Study Hall

Every Day A New PA For Panic! at the Disco

Adaptable audio fuels sonic diversity on band's latest concert tour

Once the exception and now the rule on many tours, the practice of picking up whatever hand the house deals in terms of PA from venue to venue isn’t so much a gamble as it is a chance to exercise one’s ingenuity.

“VerTec, V-DOSC, Martin Audio, I never complain,” says Spencer Jones with an air of existential audio contentment. “I think it’s actually kind of fun to use a new rig every day, some you may not have even heard before. The show is never exactly the same, and with the technologies ever-improving, we get to stretch our wings creatively on a regular basis.”

As front-of-house engineer for Panic! at the Disco, Jones’ latest foray with the band and monitor engineer Jeremy “Spud” Groshong recently took him on a PA du jour odyssey spanning 25 dates in the U.S. and two in Canada.

Supporting the group’s fourth studio album, Too Weird to Live, Too Rare to Die!, the tour carried consoles, cabling, subsnakes, microphone stands, and other ancillary gear provided by Camarillo, CA-based Rat Sound.

FOH engineer Spencer Jones, who’s been with the band since 2011, with his Avid Profile console and a rack of largely analog processors.

Playing venues ranging in size from Vancouver, British Columbia’s 990-capacity Commodore to the 2,425-seat House of Blues in Boston, the production traveled light with a single truck and one bus with all bunks filled.

More than half of the songs heard on the new album made their way onto the set list nightly, bringing a sound to the tour that asked less of bass and guitar, moving into the realm of electronica with rich, saturated vocals, delays, and synth sounds, all layered deeply with golden tones, and diverse, hard-hitting dynamics.

Calculated Exercise
“As you’d rightly expect, the real challenge at front of house revolved around consistency,” Jones noted at the end of the run from his home in Arizona. “Given the room and system changes every day, getting things to sound like you wanted them to was always a calculated exercise in manipulation, all within the context of the time given to us.

Monitor engineer Jeremy “Spud” Groshong also uses an Avid console, with the band’s Sennheiser G2 IEM systems racked to his left.

“Acoustically, some rooms were great and others were horrible.
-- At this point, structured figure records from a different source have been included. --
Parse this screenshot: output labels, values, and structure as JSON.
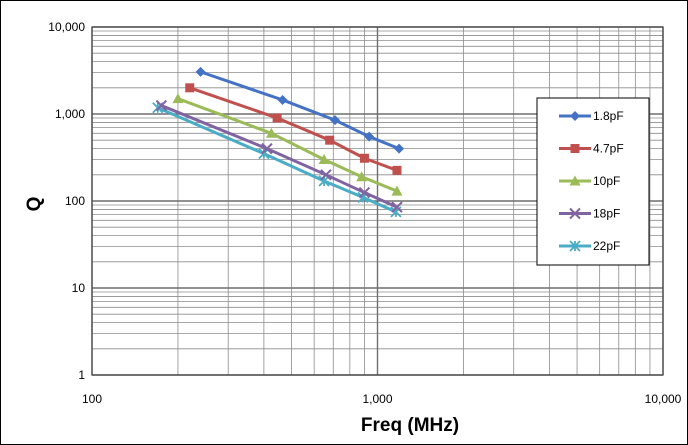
{
  "chart_data": {
    "type": "line",
    "title": "",
    "xlabel": "Freq (MHz)",
    "ylabel": "Q",
    "xscale": "log",
    "yscale": "log",
    "xlim": [
      100,
      10000
    ],
    "ylim": [
      1,
      10000
    ],
    "x_tick_labels": [
      "100",
      "1,000",
      "10,000"
    ],
    "y_tick_labels": [
      "1",
      "10",
      "100",
      "1,000",
      "10,000"
    ],
    "grid": true,
    "legend_position": "right",
    "series": [
      {
        "name": "1.8pF",
        "color": "#4472C4",
        "marker": "diamond",
        "x": [
          240,
          465,
          710,
          935,
          1190
        ],
        "y": [
          3050,
          1450,
          850,
          550,
          400
        ]
      },
      {
        "name": "4.7pF",
        "color": "#C0504D",
        "marker": "square",
        "x": [
          220,
          445,
          680,
          900,
          1170
        ],
        "y": [
          2000,
          900,
          500,
          310,
          225
        ]
      },
      {
        "name": "10pF",
        "color": "#9BBB59",
        "marker": "triangle",
        "x": [
          200,
          425,
          650,
          880,
          1170
        ],
        "y": [
          1500,
          600,
          300,
          190,
          130
        ]
      },
      {
        "name": "18pF",
        "color": "#8064A2",
        "marker": "x",
        "x": [
          175,
          410,
          660,
          900,
          1170
        ],
        "y": [
          1250,
          400,
          200,
          125,
          85
        ]
      },
      {
        "name": "22pF",
        "color": "#4BACC6",
        "marker": "asterisk",
        "x": [
          170,
          400,
          650,
          890,
          1160
        ],
        "y": [
          1180,
          350,
          170,
          110,
          75
        ]
      }
    ]
  }
}
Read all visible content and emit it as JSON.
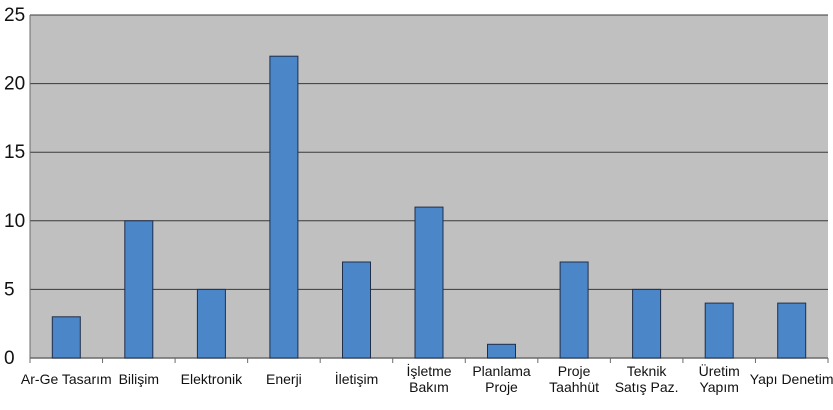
{
  "chart_data": {
    "type": "bar",
    "title": "",
    "xlabel": "",
    "ylabel": "",
    "categories": [
      [
        "Ar-Ge Tasarım"
      ],
      [
        "Bilişim"
      ],
      [
        "Elektronik"
      ],
      [
        "Enerji"
      ],
      [
        "İletişim"
      ],
      [
        "İşletme",
        "Bakım"
      ],
      [
        "Planlama",
        "Proje"
      ],
      [
        "Proje",
        "Taahhüt"
      ],
      [
        "Teknik",
        "Satış Paz."
      ],
      [
        "Üretim",
        "Yapım"
      ],
      [
        "Yapı Denetim"
      ]
    ],
    "values": [
      3,
      10,
      5,
      22,
      7,
      11,
      1,
      7,
      5,
      4,
      4
    ],
    "ylim": [
      0,
      25
    ],
    "yticks": [
      0,
      5,
      10,
      15,
      20,
      25
    ],
    "grid": true,
    "legend": false,
    "colors": {
      "plot_bg": "#c0c0c0",
      "bar_fill": "#4a86c8",
      "bar_stroke": "#1f2f4a",
      "grid": "#3a3a3a",
      "axis": "#6b6b6b"
    }
  }
}
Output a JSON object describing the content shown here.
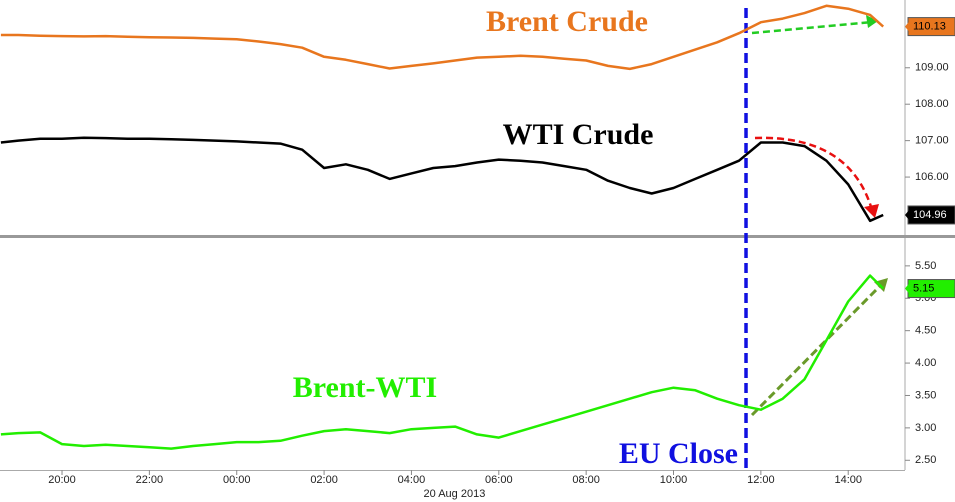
{
  "chart_data": [
    {
      "type": "line",
      "x": [
        18.6,
        19,
        19.5,
        20,
        20.5,
        21,
        21.5,
        22,
        22.5,
        23,
        23.5,
        24,
        24.5,
        25,
        25.5,
        26,
        26.5,
        27,
        27.5,
        28,
        28.5,
        29,
        29.5,
        30,
        30.5,
        31,
        31.5,
        32,
        32.5,
        33,
        33.5,
        34,
        34.5,
        35,
        35.5,
        36,
        36.5,
        37,
        37.5,
        38,
        38.5,
        38.8
      ],
      "xlim": [
        18.58,
        39.3
      ],
      "ylim": [
        104.41,
        110.86
      ],
      "yticks": [
        {
          "value": 106,
          "label": "106.00"
        },
        {
          "value": 107,
          "label": "107.00"
        },
        {
          "value": 108,
          "label": "108.00"
        },
        {
          "value": 109,
          "label": "109.00"
        }
      ],
      "series": [
        {
          "name": "Brent Crude",
          "color": "#e8761e",
          "last_label": "110.13",
          "values": [
            109.9,
            109.9,
            109.88,
            109.87,
            109.86,
            109.87,
            109.85,
            109.84,
            109.83,
            109.82,
            109.8,
            109.78,
            109.72,
            109.65,
            109.55,
            109.3,
            109.22,
            109.1,
            108.98,
            109.05,
            109.12,
            109.2,
            109.28,
            109.3,
            109.33,
            109.3,
            109.25,
            109.2,
            109.05,
            108.97,
            109.1,
            109.3,
            109.5,
            109.7,
            109.95,
            110.25,
            110.35,
            110.5,
            110.7,
            110.62,
            110.45,
            110.13
          ]
        },
        {
          "name": "WTI Crude",
          "color": "#000000",
          "last_label": "104.96",
          "values": [
            106.95,
            107.0,
            107.05,
            107.05,
            107.08,
            107.07,
            107.05,
            107.05,
            107.04,
            107.02,
            107.0,
            106.98,
            106.95,
            106.92,
            106.75,
            106.25,
            106.35,
            106.2,
            105.95,
            106.1,
            106.25,
            106.3,
            106.4,
            106.48,
            106.45,
            106.4,
            106.3,
            106.2,
            105.9,
            105.7,
            105.55,
            105.7,
            105.95,
            106.2,
            106.45,
            106.95,
            106.95,
            106.85,
            106.45,
            105.8,
            104.8,
            104.96
          ]
        }
      ],
      "annotations": [
        {
          "text": "EU Close",
          "x": 35.66
        }
      ]
    },
    {
      "type": "line",
      "x": [
        18.6,
        19,
        19.5,
        20,
        20.5,
        21,
        21.5,
        22,
        22.5,
        23,
        23.5,
        24,
        24.5,
        25,
        25.5,
        26,
        26.5,
        27,
        27.5,
        28,
        28.5,
        29,
        29.5,
        30,
        30.5,
        31,
        31.5,
        32,
        32.5,
        33,
        33.5,
        34,
        34.5,
        35,
        35.5,
        36,
        36.5,
        37,
        37.5,
        38,
        38.5,
        38.8
      ],
      "xlim": [
        18.58,
        39.3
      ],
      "ylim": [
        2.35,
        5.93
      ],
      "xticks": [
        {
          "value": 20,
          "label": "20:00"
        },
        {
          "value": 22,
          "label": "22:00"
        },
        {
          "value": 24,
          "label": "00:00"
        },
        {
          "value": 26,
          "label": "02:00"
        },
        {
          "value": 28,
          "label": "04:00"
        },
        {
          "value": 30,
          "label": "06:00"
        },
        {
          "value": 32,
          "label": "08:00"
        },
        {
          "value": 34,
          "label": "10:00"
        },
        {
          "value": 36,
          "label": "12:00"
        },
        {
          "value": 38,
          "label": "14:00"
        }
      ],
      "date_label": "20 Aug 2013",
      "yticks": [
        {
          "value": 2.5,
          "label": "2.50"
        },
        {
          "value": 3,
          "label": "3.00"
        },
        {
          "value": 3.5,
          "label": "3.50"
        },
        {
          "value": 4,
          "label": "4.00"
        },
        {
          "value": 4.5,
          "label": "4.50"
        },
        {
          "value": 5,
          "label": "5.00"
        },
        {
          "value": 5.5,
          "label": "5.50"
        }
      ],
      "series": [
        {
          "name": "Brent-WTI",
          "color": "#22ee00",
          "last_label": "5.15",
          "values": [
            2.9,
            2.92,
            2.93,
            2.75,
            2.72,
            2.74,
            2.72,
            2.7,
            2.68,
            2.72,
            2.75,
            2.78,
            2.78,
            2.8,
            2.88,
            2.95,
            2.98,
            2.95,
            2.92,
            2.98,
            3.0,
            3.02,
            2.9,
            2.85,
            2.95,
            3.05,
            3.15,
            3.25,
            3.35,
            3.45,
            3.55,
            3.62,
            3.58,
            3.45,
            3.35,
            3.28,
            3.45,
            3.75,
            4.35,
            4.95,
            5.35,
            5.15
          ]
        }
      ]
    }
  ]
}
I never had the opportunity to tune the PA for a couple hours. Sometimes I only had 15 minutes.”

While the environments and system elements they found themselves working with varied greatly, at least both Jones and Groshong had Avid VENUE Profile consoles as a constant. With 33 inputs arriving at his desk from the stage along with a few talkbacks, Jones was enveloped in a digital world, but he nonetheless took a somewhat analog approach to the tasks at hand.